Prospects now seemed to me so hopeless, that I heartily wished I was not
in duty bound to stand by the women and small children who could never
reach a land of bread without assistance. If I was in the position that
some of them were who had only themselves to look after, I could pick up
my knapsack and gun and go off, feeling I had no dependent ones to leave
behind. But as it was I felt I should be morally guilty of murder if I
should forsake Mr. Bennett's wife and children, and the family of Mr.
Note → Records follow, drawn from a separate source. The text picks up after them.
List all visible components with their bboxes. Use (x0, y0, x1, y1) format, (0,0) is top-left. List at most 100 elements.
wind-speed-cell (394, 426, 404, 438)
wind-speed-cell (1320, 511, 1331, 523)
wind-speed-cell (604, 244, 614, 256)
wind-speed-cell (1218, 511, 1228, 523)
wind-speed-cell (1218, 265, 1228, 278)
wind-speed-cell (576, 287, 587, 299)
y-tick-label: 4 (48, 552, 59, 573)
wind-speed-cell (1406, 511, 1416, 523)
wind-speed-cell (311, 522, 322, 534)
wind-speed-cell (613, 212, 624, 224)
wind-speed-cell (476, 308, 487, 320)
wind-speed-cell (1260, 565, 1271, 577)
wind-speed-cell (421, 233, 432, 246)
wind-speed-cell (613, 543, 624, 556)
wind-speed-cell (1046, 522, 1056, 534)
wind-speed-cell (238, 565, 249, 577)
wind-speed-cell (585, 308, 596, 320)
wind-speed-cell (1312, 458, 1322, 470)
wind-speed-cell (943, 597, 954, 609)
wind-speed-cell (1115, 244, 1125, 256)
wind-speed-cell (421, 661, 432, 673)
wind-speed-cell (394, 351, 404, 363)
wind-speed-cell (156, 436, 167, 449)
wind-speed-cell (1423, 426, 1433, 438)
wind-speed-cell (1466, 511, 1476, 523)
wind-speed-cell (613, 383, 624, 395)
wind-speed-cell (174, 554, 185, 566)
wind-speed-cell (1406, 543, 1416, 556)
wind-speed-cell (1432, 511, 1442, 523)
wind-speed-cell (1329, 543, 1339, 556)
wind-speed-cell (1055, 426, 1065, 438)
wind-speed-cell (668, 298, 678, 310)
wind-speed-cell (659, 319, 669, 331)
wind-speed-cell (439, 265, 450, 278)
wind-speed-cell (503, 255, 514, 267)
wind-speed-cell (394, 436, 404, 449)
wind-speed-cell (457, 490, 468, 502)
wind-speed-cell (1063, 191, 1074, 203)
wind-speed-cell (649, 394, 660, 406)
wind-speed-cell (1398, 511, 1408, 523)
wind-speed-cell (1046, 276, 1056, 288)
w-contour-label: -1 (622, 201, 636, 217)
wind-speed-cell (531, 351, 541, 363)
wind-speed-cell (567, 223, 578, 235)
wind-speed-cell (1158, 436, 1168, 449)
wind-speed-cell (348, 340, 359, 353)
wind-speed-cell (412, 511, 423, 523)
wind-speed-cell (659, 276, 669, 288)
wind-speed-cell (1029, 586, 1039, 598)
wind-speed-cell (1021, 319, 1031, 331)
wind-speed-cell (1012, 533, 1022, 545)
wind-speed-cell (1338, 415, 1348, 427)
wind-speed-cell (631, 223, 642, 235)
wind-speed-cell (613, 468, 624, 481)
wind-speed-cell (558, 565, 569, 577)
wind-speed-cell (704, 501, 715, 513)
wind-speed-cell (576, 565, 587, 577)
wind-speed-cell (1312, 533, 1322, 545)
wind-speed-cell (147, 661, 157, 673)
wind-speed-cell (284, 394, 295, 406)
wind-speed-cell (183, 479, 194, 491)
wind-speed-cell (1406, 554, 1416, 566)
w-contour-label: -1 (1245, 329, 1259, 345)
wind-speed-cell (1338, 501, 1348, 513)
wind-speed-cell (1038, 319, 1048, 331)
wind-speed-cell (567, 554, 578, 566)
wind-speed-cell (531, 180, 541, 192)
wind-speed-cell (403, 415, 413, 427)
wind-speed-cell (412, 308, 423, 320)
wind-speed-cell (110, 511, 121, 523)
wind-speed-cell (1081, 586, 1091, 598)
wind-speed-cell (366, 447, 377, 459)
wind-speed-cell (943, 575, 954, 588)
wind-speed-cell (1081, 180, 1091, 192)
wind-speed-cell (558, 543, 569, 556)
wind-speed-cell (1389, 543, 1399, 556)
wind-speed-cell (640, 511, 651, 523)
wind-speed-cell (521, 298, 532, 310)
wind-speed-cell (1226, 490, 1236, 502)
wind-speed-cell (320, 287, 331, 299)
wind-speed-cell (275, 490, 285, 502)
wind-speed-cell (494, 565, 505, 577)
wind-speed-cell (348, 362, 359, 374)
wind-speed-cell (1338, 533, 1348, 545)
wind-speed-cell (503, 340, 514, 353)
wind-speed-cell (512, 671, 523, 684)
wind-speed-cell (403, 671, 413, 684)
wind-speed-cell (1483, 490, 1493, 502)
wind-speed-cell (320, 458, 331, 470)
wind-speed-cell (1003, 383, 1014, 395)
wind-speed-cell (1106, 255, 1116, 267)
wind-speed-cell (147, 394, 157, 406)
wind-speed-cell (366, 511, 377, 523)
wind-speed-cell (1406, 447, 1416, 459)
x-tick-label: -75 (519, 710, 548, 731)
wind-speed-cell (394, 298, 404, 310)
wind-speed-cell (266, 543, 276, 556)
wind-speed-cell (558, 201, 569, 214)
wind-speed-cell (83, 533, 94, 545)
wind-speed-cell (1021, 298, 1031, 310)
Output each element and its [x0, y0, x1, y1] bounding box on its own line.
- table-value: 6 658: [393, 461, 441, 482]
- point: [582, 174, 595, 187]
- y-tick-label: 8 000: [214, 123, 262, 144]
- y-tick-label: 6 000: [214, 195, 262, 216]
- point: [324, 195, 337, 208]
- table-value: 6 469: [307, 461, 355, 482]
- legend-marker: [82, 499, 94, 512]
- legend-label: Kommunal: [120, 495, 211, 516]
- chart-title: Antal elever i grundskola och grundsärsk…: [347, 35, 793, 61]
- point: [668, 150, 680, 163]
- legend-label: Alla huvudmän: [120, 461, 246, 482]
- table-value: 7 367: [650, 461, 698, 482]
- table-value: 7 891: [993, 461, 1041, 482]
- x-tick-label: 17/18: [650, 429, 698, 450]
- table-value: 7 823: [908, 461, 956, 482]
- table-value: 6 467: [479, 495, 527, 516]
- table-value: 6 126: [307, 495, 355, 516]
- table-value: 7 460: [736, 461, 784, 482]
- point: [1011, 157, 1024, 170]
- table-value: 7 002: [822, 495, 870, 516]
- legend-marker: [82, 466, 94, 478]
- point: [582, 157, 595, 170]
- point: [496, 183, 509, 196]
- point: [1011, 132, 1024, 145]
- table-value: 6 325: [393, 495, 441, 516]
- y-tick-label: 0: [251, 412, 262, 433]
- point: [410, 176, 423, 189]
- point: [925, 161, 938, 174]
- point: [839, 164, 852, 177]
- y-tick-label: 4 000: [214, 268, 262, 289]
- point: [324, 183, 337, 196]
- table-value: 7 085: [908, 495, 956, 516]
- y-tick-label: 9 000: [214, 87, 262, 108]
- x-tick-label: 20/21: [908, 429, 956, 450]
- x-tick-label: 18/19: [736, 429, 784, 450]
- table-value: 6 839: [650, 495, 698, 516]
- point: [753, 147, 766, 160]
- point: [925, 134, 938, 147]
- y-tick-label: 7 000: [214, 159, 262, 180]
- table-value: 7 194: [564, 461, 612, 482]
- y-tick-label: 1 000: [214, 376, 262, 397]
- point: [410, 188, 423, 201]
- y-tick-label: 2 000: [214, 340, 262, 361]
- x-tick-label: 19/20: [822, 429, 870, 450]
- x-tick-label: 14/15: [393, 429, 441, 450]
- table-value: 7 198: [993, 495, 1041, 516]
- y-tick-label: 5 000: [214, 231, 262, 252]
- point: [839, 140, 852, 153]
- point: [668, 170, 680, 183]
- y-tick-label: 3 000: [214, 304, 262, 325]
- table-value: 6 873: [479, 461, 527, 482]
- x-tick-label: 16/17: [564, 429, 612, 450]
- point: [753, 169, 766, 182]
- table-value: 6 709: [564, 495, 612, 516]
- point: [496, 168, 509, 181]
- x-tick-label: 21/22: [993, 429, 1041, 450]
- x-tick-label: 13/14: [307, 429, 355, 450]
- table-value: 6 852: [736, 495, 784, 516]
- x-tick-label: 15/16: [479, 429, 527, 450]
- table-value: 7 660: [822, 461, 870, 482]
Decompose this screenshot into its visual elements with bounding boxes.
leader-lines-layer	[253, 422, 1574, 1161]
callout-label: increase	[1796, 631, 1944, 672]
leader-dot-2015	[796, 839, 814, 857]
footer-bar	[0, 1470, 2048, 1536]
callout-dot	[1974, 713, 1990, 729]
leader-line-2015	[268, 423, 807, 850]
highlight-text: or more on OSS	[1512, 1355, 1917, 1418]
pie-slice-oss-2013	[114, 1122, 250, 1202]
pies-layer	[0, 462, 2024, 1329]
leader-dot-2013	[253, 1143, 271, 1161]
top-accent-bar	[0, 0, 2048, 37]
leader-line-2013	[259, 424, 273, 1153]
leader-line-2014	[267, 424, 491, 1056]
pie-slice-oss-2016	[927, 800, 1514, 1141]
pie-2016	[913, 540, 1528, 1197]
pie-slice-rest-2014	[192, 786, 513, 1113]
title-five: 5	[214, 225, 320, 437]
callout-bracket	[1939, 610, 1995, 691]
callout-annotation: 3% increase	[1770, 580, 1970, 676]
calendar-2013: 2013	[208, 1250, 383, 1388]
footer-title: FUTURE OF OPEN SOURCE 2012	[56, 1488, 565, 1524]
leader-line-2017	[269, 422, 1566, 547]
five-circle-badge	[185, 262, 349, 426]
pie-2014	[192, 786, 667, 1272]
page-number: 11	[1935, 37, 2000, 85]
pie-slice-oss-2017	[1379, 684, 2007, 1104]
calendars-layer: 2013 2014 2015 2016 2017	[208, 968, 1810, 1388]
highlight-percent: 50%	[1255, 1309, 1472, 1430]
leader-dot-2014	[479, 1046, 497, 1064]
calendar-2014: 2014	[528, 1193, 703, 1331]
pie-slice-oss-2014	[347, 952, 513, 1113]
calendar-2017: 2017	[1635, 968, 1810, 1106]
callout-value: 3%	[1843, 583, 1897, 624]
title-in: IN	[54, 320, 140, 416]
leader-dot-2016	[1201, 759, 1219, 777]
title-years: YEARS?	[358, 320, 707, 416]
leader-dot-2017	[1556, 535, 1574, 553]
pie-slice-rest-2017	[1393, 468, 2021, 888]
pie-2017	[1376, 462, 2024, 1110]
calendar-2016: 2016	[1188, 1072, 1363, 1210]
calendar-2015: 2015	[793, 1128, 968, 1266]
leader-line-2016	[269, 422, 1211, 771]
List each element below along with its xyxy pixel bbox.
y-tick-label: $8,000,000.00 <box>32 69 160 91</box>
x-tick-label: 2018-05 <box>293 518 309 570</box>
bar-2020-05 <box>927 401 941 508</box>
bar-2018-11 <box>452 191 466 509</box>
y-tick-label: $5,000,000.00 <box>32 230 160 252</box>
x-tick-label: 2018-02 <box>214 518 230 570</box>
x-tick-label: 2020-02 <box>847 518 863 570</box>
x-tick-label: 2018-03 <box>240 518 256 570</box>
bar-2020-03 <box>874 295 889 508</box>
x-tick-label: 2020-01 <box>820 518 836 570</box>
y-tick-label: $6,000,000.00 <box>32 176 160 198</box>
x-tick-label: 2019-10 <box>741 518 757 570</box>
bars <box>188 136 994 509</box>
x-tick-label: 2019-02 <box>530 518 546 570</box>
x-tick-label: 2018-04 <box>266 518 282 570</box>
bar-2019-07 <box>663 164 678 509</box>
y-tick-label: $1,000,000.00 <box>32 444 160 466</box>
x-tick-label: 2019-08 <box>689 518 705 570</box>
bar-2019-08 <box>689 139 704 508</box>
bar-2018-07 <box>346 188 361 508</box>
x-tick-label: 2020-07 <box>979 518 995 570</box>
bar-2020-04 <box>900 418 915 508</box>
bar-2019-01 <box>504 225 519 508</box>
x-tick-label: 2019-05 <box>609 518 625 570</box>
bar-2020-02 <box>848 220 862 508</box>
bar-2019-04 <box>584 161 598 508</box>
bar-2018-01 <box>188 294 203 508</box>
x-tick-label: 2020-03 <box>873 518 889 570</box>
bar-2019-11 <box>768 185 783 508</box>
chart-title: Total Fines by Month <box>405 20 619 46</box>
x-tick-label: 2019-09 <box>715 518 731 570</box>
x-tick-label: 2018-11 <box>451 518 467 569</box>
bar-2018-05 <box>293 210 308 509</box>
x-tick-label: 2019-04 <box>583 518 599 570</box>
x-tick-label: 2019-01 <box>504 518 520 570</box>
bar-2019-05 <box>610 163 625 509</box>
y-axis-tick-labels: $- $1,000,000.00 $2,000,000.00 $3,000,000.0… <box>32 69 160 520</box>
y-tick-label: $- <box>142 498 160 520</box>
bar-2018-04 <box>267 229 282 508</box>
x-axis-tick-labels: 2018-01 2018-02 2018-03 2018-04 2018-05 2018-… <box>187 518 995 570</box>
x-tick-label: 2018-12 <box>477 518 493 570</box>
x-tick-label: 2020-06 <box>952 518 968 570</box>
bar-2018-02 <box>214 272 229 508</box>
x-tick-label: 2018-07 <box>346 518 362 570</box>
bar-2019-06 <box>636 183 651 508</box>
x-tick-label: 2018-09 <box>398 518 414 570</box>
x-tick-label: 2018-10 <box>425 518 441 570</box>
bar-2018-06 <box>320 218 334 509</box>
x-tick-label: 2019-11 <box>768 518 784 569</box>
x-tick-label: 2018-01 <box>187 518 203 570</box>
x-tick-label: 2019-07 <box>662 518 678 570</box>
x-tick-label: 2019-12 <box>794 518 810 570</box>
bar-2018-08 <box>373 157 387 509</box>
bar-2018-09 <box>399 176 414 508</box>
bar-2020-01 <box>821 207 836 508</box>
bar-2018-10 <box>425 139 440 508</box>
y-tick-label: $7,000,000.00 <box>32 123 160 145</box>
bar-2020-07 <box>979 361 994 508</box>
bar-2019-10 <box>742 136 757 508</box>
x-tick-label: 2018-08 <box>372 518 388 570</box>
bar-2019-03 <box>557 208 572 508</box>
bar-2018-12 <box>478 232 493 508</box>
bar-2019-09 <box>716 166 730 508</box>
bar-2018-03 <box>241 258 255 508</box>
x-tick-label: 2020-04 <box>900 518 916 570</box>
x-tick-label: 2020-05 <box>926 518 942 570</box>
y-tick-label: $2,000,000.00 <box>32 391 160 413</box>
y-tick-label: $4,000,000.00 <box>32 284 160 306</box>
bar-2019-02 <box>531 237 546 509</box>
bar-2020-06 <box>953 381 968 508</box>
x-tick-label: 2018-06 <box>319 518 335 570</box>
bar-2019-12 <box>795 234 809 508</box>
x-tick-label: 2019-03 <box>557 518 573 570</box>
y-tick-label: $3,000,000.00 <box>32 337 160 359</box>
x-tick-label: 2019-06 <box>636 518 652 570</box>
Arcane with whom I had been thus far associated. It was a dark line of
thought but I always felt better when I got around to the determination,
as I always did, to stand by my friends, their wives and children let
come what might.
I could see with my glass the train of wagons moving slowly over the
plain toward what looked to me like a large lake. I made a guess of the
point they would reach by night, and then took a straight course for it
all day long in steady travel. It was some time after dark, and I was
still a quarter of a mile from the camp fires, where in the bed of a
canon I stepped into some mud, which was a sign of water. I poked around
in the dark for a while and soon found a little pool of it, and having
been without a drop of it for two days I lay down and took a hasty
drink. It did not seem to be very clear or clean, but it was certainly
wet, which was the main thing just then. The next morning I went to the
pond of water, and found the oxen had been watered there.